Mutharika described the ever-green city as “probably the most beautiful in the country”, but its roads are often blighted by uncurbed spills of waste and nearly all marketplaces have mounds of refuse piling for weeks.

Apart from wanton dumping of unwanted goods, Mayor William Mkandawire blamed the stinking situation on a well-chronicled shortage of equipment.

According to Chirwa, the city with 219 000 residents and 22 000 visitors has only 20 skips, one truck for carrying the communal bins, a written-off refuse collection vehicle, nearly 120 cleaners and 80 wheelbarrows.

Mzuzu City chief executive Thomas Chirwa described the situation as “a major public health concern” while Lilian Chirwa insisted “the five percent we collect from residential areas accounts for the mounds along Chibanja Road”.

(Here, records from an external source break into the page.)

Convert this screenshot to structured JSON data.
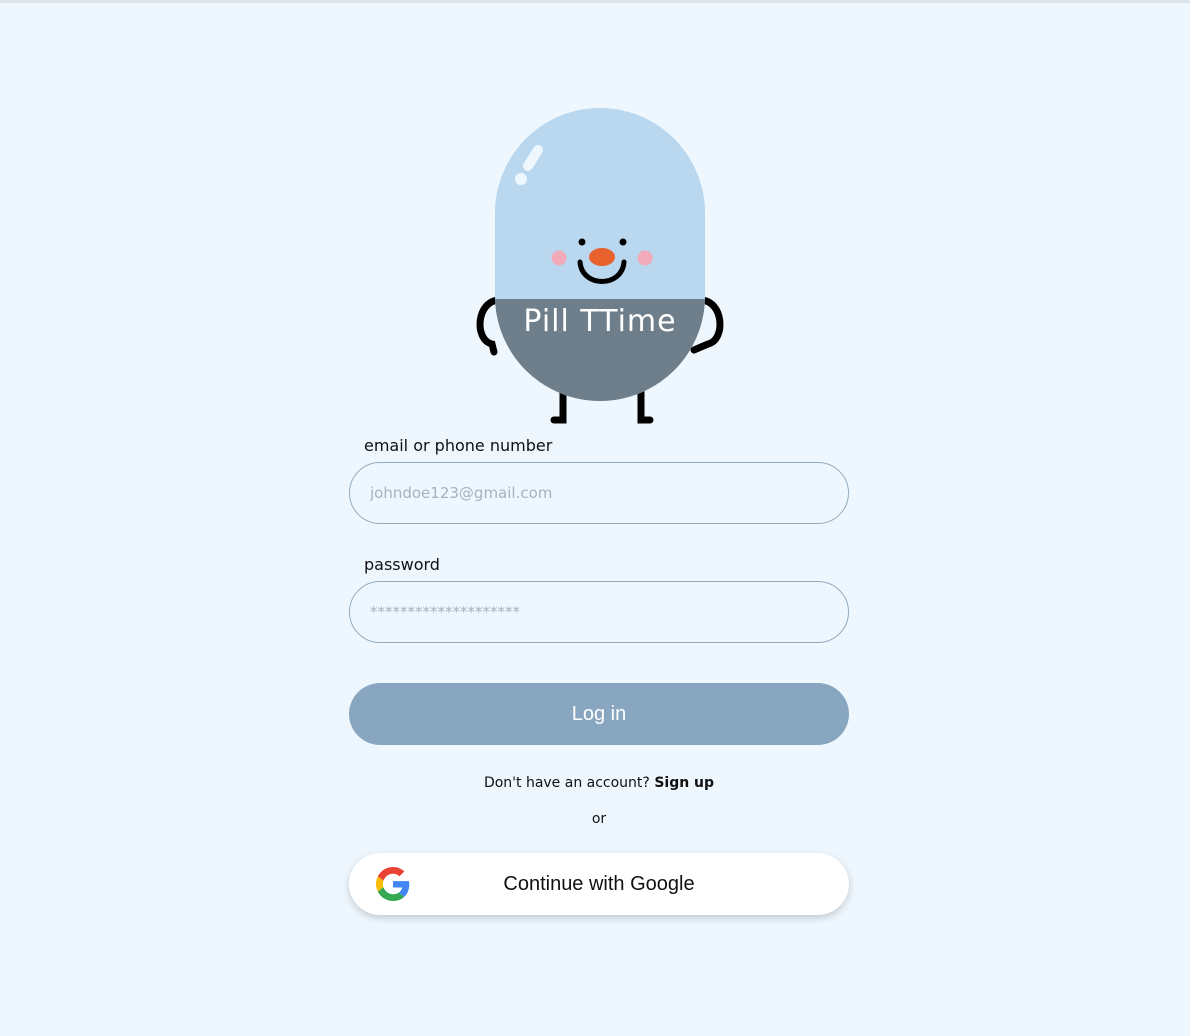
{
  "app": {
    "logo_text": "Pill TTime"
  },
  "form": {
    "email_label": "email or phone number",
    "email_placeholder": "johndoe123@gmail.com",
    "password_label": "password",
    "password_placeholder": "********************"
  },
  "actions": {
    "login_label": "Log in",
    "signup_prompt": "Don't have an account?",
    "signup_link": "Sign up",
    "or_text": "or",
    "google_label": "Continue with Google"
  },
  "colors": {
    "background": "#eef7fe",
    "pill_top": "#b9d7ef",
    "pill_bottom": "#6e7f8b",
    "login_button": "#88a6bf",
    "nose": "#e8622e",
    "cheeks": "#f0aab8"
  },
  "icons": {
    "mascot": "pill-mascot-icon",
    "google": "google-icon"
  }
}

Almost contradicting herself, she said: “There is no location where we collect litter, but nowhere do people dump waste recklessly like Chibanja residents.”

The First Lady, who founded Beam Trust to propagate public hygiene, urged Malawians to take responsibility for the garbage they churn out in homes, markets and pathways because this is the only country they call home.

“Keeping your body clean is nothing if your surroundings are dirty,” said Mutharika.

To lessen the shortage of tools, the First Lady donated 20 wheel bins, 20 wheelbarrows, 52 rakes, shovels and other accessories—all from Beam, Airtel Malawi, Nazma Ismael of IK Enterprises and Rabshana Karim of Karim Stores.